Im Europäischen Parlament war sie von 1994 bis 1998 Vorsitzende der Grünen-Fraktion, zunächst zusammen mit dem Ko-Vorsitzenden Alexander Langer (1994–1995) und dann mit Magda Aelvoet (1995–1998).

Während ihrer zweiten Amtszeit als MdEP war sie Mitglied des Ausschusses für bürgerliche Freiheiten, Justiz und Inneres des Europäischen Parlaments sowie des Unterausschusses für Menschenrechte und des Gemischten Parlamentarischen Ausschusses zwischen der Europäischen Union und der Türkei, wo sie tätig war wurde 2013 zur stellvertretenden Vorsitzenden gewählt.

Sie blieb auch weiterhin dem Ausschuss für auswärtige Angelegenheiten verbunden und fungierte während dieser Zeit als Ersatzmitglied.

Nach mehr als zwei Jahrzehnten Zugehörigkeit zu den Grünen hat sich Claudia Roth zu einer der bekanntesten Persönlichkeiten des öffentlichen Lebens entwickelt.

Während ihrer zweiten Amtszeit diente sie zweimal als Parteivorsitzende, das zweite Mal für mehr als neun Jahre. Seit 2013 ist sie Vizepräsidentin des Deutschen Bundestages.

In einem Interview mit dem Magazin „Bunte“ sprach die 65-Jährige über ihr Leben außerhalb der Politik und ihren politischen Werdegang.

Roths Hintergrund führte andererseits dazu, dass er weniger Wert auf romantische Beziehungen legte. Ich bin mit folgendem Ratschlag meiner Mutter aufgewachsen:

‚Binde dich nicht zu früh an einen Mann und achte darauf, dass du unabhängig bleibst und auf eigenen Beinen stehen kannst.’ Ein Satz, der auf die 65-Jährigen von heute zutrifft, hat seine Spuren hinterlassen.

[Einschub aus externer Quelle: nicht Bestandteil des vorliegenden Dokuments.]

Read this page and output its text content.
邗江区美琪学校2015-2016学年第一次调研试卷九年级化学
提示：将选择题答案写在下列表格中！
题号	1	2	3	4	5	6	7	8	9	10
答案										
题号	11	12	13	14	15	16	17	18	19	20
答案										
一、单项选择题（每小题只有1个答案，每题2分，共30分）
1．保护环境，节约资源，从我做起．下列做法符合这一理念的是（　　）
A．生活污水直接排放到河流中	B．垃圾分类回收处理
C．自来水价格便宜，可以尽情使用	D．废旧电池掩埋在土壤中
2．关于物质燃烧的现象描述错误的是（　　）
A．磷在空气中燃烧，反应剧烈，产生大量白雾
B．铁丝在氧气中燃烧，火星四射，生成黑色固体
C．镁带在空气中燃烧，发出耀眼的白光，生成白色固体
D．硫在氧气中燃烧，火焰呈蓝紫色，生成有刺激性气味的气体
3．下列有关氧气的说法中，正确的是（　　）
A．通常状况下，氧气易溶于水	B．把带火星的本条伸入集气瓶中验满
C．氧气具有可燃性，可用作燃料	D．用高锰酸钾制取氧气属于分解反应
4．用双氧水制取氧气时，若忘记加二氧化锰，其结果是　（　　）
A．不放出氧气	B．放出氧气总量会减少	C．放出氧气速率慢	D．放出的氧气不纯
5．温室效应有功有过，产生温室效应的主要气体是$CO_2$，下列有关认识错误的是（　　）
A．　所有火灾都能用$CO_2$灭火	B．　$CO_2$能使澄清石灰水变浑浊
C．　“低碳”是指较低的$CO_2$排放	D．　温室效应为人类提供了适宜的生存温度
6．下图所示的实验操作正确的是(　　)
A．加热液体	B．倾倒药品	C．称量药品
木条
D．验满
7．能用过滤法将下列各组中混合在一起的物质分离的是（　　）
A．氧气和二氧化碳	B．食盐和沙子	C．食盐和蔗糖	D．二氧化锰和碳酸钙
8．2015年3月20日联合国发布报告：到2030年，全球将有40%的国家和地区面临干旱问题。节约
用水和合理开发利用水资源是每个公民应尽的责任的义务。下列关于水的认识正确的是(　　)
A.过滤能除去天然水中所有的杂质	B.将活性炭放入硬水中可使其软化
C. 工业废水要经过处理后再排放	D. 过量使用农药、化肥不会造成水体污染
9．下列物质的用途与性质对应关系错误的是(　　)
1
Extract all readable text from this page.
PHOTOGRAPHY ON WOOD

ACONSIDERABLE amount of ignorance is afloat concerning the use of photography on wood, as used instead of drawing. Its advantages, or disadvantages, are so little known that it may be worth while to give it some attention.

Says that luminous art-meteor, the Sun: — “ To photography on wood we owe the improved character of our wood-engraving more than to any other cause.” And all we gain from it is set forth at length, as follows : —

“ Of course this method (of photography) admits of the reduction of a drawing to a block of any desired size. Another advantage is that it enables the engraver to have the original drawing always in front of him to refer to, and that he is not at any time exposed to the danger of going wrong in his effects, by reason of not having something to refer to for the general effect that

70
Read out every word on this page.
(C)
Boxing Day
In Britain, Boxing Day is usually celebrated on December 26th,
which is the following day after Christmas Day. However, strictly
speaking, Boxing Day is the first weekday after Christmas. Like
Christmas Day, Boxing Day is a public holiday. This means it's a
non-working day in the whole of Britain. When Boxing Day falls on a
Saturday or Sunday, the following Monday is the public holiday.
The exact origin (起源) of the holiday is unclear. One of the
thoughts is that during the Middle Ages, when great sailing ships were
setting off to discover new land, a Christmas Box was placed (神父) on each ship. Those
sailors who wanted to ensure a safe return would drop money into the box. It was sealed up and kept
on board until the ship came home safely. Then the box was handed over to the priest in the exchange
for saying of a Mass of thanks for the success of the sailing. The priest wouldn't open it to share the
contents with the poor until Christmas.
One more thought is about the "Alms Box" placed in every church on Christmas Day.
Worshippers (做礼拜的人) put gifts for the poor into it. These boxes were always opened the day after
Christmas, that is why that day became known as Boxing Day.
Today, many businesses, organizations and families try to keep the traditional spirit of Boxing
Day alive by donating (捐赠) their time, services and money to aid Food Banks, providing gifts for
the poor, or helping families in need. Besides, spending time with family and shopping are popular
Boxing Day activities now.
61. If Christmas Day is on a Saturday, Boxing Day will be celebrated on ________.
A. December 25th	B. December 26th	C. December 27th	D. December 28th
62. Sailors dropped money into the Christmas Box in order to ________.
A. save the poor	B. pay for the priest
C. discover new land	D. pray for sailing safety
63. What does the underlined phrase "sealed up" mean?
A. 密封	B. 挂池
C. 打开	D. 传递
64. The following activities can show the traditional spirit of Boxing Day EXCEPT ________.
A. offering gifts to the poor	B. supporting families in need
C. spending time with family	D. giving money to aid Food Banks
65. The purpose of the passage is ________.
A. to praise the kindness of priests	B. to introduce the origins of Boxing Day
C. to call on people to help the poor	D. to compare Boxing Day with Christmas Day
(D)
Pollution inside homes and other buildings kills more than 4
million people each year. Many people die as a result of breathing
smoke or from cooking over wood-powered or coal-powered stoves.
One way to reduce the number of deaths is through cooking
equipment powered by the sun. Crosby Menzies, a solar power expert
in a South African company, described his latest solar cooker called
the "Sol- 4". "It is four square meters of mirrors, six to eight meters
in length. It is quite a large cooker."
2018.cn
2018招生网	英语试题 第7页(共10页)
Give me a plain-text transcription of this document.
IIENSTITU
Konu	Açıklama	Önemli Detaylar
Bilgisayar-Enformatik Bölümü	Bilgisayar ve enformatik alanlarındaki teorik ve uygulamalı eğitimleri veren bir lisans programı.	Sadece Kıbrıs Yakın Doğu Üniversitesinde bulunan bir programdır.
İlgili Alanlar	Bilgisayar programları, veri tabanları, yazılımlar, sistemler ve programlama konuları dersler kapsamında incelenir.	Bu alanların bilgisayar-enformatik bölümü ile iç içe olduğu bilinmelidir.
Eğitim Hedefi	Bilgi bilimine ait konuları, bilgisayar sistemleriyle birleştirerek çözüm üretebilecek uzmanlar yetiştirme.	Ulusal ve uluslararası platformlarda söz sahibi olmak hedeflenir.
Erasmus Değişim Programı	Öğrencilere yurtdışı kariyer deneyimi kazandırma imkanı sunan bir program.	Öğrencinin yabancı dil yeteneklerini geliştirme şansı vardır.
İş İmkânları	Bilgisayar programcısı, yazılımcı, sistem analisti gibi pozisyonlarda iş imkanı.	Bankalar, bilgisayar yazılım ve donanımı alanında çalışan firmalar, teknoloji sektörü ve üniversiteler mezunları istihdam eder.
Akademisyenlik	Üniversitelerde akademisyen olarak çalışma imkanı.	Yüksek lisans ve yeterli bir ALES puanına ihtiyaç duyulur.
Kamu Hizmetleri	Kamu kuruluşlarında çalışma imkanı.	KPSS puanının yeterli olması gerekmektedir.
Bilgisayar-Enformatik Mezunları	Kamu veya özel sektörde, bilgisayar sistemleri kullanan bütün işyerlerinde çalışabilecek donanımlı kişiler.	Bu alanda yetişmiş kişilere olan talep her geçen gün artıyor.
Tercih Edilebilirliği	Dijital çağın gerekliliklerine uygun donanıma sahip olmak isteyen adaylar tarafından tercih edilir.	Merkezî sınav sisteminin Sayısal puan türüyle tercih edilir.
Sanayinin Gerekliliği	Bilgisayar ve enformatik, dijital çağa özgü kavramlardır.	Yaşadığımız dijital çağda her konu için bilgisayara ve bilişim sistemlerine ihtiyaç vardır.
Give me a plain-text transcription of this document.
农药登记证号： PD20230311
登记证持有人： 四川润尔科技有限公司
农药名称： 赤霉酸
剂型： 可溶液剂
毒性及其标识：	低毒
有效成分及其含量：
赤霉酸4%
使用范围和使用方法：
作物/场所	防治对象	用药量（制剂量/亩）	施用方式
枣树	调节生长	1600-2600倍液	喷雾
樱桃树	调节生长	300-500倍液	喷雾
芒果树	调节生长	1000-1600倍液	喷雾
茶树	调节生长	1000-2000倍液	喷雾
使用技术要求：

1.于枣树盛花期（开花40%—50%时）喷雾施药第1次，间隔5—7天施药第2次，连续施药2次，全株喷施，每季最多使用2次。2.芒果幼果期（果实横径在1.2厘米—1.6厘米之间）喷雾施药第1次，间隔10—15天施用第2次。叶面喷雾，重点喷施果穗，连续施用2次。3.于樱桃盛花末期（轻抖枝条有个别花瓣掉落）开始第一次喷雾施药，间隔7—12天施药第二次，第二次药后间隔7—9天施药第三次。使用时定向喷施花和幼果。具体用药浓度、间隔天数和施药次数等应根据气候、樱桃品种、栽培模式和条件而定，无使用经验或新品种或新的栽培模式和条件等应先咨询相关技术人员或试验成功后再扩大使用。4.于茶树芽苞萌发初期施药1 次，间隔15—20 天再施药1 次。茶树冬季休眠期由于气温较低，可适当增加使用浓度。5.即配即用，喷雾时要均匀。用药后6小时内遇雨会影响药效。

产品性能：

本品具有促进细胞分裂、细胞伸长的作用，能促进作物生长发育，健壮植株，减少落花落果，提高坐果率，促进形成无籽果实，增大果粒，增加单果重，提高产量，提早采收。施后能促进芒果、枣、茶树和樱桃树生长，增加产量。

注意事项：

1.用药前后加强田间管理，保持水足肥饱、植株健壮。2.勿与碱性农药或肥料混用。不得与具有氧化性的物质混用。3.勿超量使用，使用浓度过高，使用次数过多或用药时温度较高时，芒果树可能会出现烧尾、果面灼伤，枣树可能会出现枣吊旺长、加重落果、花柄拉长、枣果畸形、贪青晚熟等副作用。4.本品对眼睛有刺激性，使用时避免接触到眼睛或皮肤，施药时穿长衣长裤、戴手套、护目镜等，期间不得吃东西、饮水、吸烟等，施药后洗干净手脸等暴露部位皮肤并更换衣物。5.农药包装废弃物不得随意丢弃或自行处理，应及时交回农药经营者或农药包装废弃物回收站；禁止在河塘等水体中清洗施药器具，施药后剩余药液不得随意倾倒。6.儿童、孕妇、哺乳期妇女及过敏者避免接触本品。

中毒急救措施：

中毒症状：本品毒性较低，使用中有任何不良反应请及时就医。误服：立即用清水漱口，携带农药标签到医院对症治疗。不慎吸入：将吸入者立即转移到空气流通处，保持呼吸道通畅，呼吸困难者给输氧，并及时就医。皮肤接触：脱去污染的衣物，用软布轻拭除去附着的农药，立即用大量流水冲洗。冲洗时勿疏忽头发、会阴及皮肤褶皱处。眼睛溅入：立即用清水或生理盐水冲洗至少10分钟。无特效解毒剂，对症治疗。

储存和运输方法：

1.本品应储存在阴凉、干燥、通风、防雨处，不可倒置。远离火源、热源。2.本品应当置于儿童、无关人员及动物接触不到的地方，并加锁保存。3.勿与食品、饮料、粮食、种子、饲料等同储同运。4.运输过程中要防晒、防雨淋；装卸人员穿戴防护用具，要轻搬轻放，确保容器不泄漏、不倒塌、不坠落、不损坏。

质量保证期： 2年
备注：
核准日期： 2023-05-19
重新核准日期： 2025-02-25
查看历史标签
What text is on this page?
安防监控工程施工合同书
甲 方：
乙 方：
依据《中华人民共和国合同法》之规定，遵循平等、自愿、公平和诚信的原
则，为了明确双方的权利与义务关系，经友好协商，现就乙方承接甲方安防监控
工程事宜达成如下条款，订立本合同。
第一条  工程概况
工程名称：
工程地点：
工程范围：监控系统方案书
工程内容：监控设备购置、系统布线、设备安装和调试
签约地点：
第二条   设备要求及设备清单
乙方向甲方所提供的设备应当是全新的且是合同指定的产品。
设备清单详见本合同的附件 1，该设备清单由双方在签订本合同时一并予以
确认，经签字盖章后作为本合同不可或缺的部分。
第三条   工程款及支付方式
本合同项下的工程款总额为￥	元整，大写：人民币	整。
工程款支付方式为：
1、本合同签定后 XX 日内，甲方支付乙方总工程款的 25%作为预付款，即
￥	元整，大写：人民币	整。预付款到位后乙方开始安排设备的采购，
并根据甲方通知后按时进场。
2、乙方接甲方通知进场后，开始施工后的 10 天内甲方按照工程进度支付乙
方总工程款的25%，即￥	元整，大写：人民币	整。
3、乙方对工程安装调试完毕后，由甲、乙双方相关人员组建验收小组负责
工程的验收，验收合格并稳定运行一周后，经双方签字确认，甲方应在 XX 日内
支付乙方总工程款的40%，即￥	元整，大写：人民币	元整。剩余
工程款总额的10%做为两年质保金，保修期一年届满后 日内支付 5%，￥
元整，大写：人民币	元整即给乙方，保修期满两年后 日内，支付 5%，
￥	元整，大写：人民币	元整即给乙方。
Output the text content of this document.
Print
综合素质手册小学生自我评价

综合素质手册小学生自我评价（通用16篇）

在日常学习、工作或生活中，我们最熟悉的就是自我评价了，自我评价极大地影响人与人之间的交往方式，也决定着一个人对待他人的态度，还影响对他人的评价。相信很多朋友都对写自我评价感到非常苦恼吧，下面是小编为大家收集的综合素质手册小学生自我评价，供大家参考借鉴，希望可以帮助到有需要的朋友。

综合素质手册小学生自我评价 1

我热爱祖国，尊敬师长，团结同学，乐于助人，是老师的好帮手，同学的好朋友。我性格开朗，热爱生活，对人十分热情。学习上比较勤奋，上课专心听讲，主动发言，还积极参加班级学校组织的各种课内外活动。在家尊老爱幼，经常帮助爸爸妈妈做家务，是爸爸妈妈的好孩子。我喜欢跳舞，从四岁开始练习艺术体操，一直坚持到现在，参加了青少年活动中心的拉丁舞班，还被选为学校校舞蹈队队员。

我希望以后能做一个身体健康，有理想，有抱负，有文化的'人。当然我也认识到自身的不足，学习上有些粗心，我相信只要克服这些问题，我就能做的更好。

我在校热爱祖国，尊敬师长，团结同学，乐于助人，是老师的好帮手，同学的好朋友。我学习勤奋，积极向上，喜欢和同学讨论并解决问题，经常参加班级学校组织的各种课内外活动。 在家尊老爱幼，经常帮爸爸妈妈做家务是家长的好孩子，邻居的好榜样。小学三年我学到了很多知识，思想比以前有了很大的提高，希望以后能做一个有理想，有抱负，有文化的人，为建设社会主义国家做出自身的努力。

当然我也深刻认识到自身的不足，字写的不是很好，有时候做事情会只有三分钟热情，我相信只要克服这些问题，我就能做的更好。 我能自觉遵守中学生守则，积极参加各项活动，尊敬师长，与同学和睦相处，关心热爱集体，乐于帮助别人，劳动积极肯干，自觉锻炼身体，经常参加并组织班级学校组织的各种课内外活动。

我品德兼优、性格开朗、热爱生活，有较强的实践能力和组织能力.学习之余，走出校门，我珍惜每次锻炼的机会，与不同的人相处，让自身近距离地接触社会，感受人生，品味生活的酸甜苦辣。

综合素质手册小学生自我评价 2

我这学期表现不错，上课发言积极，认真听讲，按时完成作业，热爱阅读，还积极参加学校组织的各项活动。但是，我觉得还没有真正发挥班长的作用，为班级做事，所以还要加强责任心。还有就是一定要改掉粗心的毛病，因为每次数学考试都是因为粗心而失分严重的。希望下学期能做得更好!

„Da muss ich heute viel drüber nachdenken“, lautet ihr Fazit, und weiter erklärt sie: „Das hat bei mir mit meiner eigenen Familie leider nicht geklappt.“

Sie bewahrt völlige Stille, während sie Blumen an einen Draht bindet. Im Bildatelier sind Blumenarrangements und Blätter darüber gestreut, es herrscht kreatives Chaos. Claudia Roth, 60, strahlt eine ruhige Art aus.

Von dem politischen „Kraftwerk“, von dem sie häufig gesprochen werden, ist nichts mehr zu sehen. Dass sie polarisiert, ist ihr durchaus bewusst. Als wir uns zum Vorstellungsgespräch im Café „Einstein“ treffen, ist sie erleichtert, in einem ruhigen Bereich, abseits der neugierigen Blicke anderer Kunden und Mitarbeiter, zu sitzen.

GALA wird Zeuge einer öffentlichen Dame, die gelernt hat, ihre innersten Gefühle zu verbergen. Wenn es persönlich wird, kann es schon mal auf bayerisch-schwäbisches Terrain ausweichen. Sie lacht jetzt viel häufiger. Claudia Roth ist mit sich im Reinen, daran besteht kein Zweifel.

Nach ihrem Abschluss 1975 begann sie als Dramaturgin am Städtischen Theater Dortmund zu arbeiten, wo sie Rio Reiser, einen Sänger der linksanarchistischen Band Ton Steine ​​Scherben, kennenlernte, der ihr Ehemann wurde.

Roth und Reiser waren Mitglieder einer Kommune, die auf einem Bauernhof in Nordfriesland lebten, wo sie mit anderen Künstlern arbeiteten und lebten. Roth trat der Band 1982 bei und wurde zum Manager ernannt.

Zu dieser Zeit verließ sie auch die katholische Kirche, hauptsächlich weil sie mit der Ansicht der Kirche über die Rolle der Frau nicht einverstanden war.